Placé devant un tableau, prêt à prendre des notes, Nicolas Bellanger réclama l’attention du groupe. On voyait qu’il avait peu dormi. Yeux lourds, mal rasé : l’enquête entamait son travail d’érosion. Il exposa les grandes lignes de leurs investigations puis demanda un point complet de l’état des recherches à chaque enquêteur. Le lieutenant Levallois attaqua et fit part de ses découvertes : aidé de collègues d’une autre équipe, il avait mené l’enquête de proximité concernant la victime trouvée dans le congélateur. Interrogation des voisins, de certains amis, de membres de sa famille.
— Christophe Gamblin ne semblait pas avoir de soucis particuliers, aux dires de ses proches. Un bosseur, qui aimait les virées entre amis, le cinéma et consommer de l’alcool modérément. Il lui arrivait de sortir avec une femme de temps en temps, mais c’était sans lendemain. Gamblin revendiquait son célibat. Au travail, rien de bien flagrant ces derniers temps. J’ai jeté un œil sur les articles qu’on a reçus par mail, il bossait sur des faits divers comme il en traitait tant. Quoi d’autre ? Hmm… Ah oui, il était aussi adepte de nouvelles technologies. IPhone, iPad, Internet. Il communiquait souvent avec ses connaissances par Skype, la téléphonie sur Internet, MSN et Facebook. Un quarantenaire à la pointe, pour ainsi dire.
— Tu as pu creuser la relation entre lui et Valérie Duprès, notre journaliste d’investigation ?
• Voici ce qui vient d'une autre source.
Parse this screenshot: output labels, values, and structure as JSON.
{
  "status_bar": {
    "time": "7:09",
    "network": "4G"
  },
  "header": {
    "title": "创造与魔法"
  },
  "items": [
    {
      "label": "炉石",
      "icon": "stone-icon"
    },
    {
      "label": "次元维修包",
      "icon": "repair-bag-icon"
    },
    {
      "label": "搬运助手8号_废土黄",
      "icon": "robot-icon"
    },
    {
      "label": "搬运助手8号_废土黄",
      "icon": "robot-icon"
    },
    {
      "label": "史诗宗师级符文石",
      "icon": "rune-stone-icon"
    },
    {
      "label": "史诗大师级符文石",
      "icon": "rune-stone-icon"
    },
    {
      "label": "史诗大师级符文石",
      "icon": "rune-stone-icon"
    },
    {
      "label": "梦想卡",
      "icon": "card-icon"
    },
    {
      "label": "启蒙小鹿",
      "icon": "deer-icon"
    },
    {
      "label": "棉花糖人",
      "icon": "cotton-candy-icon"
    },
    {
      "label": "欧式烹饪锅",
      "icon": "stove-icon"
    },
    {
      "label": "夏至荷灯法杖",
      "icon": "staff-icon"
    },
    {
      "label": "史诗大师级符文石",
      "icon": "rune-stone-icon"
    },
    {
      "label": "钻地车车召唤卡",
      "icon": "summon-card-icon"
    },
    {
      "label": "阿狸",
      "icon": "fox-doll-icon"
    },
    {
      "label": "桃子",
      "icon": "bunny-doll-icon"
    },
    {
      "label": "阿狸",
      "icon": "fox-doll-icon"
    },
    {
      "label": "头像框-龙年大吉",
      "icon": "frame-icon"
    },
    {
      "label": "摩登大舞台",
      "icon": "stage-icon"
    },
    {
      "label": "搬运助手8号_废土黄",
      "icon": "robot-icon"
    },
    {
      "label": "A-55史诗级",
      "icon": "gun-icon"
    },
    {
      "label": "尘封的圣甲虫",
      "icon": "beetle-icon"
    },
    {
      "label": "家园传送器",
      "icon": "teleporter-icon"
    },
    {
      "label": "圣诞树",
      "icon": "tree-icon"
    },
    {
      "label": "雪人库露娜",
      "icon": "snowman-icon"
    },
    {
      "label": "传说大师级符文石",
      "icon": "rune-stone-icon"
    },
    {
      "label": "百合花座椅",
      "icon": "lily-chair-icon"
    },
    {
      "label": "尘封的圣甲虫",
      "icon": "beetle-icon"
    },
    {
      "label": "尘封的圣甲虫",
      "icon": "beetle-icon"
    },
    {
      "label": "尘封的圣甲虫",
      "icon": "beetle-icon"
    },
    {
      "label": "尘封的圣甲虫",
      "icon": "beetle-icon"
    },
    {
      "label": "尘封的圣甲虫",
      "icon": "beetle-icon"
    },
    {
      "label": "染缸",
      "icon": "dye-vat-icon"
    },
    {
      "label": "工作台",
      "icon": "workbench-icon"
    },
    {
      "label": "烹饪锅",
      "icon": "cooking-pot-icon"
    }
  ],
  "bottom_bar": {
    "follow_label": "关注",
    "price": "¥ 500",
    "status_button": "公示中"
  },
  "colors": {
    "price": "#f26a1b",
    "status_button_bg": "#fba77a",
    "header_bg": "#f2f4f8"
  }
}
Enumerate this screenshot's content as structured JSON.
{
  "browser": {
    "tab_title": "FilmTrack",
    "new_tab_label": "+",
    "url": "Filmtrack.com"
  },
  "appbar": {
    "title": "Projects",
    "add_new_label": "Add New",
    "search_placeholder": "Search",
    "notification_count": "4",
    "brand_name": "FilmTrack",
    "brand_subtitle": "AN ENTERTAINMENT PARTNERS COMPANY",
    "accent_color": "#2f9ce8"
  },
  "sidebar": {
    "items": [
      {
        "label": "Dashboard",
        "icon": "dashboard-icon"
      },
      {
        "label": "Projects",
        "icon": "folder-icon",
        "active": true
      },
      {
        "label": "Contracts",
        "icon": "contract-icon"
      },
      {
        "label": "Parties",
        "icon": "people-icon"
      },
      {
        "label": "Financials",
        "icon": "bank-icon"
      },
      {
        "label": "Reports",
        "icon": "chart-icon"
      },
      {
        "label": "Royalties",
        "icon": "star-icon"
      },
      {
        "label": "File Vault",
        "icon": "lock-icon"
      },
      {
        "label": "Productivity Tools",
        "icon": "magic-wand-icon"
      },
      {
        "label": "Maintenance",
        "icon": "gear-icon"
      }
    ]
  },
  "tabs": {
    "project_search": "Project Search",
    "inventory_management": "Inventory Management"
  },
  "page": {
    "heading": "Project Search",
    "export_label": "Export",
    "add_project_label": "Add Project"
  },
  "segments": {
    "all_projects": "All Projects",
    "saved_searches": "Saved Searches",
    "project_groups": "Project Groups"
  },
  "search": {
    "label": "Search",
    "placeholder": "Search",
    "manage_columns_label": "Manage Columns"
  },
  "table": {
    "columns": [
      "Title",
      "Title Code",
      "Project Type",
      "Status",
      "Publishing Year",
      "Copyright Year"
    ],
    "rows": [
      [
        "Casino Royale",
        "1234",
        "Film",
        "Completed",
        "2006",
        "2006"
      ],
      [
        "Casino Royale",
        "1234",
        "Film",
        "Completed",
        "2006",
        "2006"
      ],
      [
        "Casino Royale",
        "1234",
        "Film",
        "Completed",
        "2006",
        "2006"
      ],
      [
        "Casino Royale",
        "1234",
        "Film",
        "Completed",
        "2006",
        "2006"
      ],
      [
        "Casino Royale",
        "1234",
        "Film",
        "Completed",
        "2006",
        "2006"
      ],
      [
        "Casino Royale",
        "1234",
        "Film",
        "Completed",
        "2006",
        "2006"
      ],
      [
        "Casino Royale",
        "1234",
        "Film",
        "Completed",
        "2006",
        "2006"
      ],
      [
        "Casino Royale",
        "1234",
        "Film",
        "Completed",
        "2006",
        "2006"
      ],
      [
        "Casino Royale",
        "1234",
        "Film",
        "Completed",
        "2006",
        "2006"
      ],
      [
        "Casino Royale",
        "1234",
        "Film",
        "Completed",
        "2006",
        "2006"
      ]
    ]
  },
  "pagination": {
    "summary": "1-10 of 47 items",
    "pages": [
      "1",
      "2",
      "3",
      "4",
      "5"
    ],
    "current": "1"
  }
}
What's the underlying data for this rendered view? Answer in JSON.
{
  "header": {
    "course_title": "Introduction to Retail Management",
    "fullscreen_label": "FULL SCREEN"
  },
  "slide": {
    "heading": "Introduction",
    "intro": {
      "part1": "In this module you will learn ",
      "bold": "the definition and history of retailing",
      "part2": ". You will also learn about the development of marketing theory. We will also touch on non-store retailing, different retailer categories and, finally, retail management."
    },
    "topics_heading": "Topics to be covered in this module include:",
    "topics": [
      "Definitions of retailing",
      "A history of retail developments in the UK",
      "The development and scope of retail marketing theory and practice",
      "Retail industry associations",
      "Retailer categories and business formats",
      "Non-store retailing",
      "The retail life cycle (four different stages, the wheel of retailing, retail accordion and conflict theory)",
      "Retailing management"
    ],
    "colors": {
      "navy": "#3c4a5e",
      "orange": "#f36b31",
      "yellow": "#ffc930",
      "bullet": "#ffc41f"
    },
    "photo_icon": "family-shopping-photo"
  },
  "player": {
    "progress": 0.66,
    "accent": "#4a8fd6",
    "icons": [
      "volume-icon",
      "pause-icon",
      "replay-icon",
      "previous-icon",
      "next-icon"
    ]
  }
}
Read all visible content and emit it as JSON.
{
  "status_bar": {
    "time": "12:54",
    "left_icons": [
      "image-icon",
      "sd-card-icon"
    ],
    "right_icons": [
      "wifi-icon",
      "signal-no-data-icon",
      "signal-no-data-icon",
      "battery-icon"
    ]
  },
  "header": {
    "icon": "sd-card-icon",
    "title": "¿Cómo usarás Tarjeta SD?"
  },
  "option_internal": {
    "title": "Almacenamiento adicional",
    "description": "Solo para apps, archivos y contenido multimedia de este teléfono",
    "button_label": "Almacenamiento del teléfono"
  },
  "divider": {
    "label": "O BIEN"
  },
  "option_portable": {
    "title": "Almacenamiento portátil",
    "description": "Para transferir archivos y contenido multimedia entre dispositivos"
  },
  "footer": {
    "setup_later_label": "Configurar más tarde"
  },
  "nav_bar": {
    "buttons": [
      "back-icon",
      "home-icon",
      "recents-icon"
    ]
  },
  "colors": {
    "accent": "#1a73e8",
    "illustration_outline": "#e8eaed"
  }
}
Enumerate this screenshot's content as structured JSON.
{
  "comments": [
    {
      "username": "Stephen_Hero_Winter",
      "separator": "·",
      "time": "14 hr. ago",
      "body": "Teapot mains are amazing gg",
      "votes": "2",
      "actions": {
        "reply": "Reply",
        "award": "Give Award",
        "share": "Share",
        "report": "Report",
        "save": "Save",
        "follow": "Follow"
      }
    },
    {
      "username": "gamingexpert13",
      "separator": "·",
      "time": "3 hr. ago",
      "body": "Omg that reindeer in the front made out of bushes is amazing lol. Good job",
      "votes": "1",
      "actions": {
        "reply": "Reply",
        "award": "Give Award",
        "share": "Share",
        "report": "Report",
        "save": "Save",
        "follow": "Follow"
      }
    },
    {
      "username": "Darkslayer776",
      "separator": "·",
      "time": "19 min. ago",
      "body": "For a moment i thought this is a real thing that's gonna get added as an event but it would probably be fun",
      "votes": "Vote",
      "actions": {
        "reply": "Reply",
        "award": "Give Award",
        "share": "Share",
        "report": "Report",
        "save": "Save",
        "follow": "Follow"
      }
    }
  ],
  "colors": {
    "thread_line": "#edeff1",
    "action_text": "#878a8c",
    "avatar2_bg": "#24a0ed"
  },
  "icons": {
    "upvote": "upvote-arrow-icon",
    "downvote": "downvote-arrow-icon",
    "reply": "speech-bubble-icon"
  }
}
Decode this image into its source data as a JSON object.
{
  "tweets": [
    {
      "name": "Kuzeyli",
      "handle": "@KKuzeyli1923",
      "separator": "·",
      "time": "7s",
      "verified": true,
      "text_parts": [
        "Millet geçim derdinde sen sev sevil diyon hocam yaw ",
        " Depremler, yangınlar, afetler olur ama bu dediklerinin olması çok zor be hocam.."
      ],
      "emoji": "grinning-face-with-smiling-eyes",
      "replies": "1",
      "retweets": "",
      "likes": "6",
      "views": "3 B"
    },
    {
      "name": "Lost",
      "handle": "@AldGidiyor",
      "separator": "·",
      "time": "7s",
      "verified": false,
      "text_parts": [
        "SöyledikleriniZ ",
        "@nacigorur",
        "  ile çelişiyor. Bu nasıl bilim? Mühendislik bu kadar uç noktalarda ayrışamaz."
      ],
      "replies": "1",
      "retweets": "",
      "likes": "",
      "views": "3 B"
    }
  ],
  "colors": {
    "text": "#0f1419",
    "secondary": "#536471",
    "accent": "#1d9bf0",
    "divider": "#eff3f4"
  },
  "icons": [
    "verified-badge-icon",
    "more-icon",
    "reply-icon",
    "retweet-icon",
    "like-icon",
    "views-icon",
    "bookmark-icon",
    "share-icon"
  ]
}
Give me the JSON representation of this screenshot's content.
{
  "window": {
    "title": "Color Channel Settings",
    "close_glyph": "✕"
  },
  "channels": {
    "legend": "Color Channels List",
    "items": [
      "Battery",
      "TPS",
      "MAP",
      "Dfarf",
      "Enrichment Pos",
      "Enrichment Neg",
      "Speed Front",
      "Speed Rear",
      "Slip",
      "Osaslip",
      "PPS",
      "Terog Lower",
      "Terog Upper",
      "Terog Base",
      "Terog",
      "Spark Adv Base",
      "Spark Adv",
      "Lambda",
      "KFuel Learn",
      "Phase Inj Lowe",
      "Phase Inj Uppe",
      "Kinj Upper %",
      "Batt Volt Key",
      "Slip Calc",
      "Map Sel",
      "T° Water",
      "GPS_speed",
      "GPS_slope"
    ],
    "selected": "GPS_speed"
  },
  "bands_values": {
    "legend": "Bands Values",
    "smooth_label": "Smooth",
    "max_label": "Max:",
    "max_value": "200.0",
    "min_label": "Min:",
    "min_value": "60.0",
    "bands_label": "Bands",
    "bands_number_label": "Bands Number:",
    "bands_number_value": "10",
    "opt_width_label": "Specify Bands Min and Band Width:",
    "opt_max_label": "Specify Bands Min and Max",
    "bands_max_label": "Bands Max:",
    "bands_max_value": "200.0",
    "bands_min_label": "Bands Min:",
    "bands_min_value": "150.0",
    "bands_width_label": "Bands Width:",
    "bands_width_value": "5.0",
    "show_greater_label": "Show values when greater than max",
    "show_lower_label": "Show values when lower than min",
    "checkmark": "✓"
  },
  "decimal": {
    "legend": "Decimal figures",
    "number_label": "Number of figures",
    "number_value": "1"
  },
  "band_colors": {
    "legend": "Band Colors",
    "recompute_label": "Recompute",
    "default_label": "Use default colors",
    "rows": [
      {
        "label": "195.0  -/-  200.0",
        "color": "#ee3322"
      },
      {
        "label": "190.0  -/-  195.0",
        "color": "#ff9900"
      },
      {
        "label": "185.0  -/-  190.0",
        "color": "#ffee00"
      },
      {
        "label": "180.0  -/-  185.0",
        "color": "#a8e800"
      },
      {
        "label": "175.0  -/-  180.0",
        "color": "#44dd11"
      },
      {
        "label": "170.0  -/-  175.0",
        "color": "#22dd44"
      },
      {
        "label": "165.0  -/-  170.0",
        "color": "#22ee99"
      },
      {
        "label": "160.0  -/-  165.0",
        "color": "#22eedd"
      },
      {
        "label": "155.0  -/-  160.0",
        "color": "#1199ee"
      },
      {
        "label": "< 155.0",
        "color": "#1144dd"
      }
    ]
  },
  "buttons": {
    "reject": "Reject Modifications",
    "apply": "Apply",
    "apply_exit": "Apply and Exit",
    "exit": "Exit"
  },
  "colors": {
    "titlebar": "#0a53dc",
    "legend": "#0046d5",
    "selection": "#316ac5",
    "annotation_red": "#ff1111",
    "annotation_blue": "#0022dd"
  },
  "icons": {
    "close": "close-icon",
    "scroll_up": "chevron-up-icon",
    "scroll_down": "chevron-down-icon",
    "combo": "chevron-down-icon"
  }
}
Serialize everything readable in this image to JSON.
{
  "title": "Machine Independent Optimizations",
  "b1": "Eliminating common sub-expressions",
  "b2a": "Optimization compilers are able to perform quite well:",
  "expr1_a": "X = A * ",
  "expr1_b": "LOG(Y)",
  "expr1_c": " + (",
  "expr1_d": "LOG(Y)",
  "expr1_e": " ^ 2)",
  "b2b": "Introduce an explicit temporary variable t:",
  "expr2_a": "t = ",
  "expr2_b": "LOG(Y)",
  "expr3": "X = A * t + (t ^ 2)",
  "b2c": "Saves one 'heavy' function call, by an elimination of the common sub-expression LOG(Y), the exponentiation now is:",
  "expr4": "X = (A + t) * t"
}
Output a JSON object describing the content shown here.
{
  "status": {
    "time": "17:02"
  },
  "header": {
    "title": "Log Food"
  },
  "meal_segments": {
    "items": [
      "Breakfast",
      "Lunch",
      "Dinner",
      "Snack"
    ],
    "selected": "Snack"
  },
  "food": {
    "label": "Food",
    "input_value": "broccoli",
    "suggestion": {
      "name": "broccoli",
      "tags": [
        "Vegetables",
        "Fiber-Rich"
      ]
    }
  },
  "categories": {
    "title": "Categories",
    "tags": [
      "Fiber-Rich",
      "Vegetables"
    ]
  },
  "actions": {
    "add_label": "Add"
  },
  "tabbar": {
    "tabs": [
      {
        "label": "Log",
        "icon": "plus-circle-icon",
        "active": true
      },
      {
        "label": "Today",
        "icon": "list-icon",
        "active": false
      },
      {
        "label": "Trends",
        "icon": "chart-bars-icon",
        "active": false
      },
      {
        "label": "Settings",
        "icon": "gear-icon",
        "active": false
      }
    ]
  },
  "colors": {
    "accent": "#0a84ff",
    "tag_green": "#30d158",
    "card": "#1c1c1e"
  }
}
— Un peu, oui. Ils n’étaient pas en couple mais étaient quasiment toujours ensemble, dès qu’ils le pouvaient. Sorties, loisirs, réveillon du nouvel an… Mais depuis six ou sept mois, Valérie Duprès s’est montrée beaucoup moins présente. Plus personne, dans le groupe d’amis, ne la voyait. Selon leurs dires, Christophe Gamblin restait mystérieux dès qu’on l’interrogeait sur elle. Tous savaient globalement que la journaliste d’investigation préparait un livre, mais sans davantage d’informations. Duprès n’était pas une exubérante, plutôt renfermée et ultra-méfiante, même.
— On a des infos sur ce fameux livre ?
— Pas grand-chose de mon côté, faute de temps. Sujet mystérieux, ça, c’est sûr. Duprès avait peut-être peur qu’on ne lui pique son idée ? Une chose est certaine : elle avait traité des sujets délicats par le passé, savait dissimuler son identité et se protéger. Certains de ses proches étaient au courant pour les fausses cartes d’identité. Véronique Darcin existe réellement, elle habite vraiment Rouen et a le même âge que Duprès. Elle n’est strictement pas au courant qu’on usurpe parfois son identité.
— On n’a trouvé aucune trace de ce projet de livre chez elle, compléta Lucie. Ni documentation ni notes. Ou elle a tout embarqué, ou c’est le cambrioleur qui l’a fait.
— Moi j’ai des trucs, intervint Pascal Robillard.
Il se racla la gorge. Son sac de musculation était derrière lui, dans un coin.
— Je me suis concentré sur ses comptes en banque. Si on recoupe avec ses demandes de visas pour l’étranger, ça donne des choses intéressantes.
Il trifouilla dans la montagne de paperasse où s’agglutinaient des Post-it de couleurs différentes. Des lignes étaient stabilotées en fluorescent. Lucie s’était toujours demandé comment il parvenait à se retrouver dans de tels labyrinthes administratifs.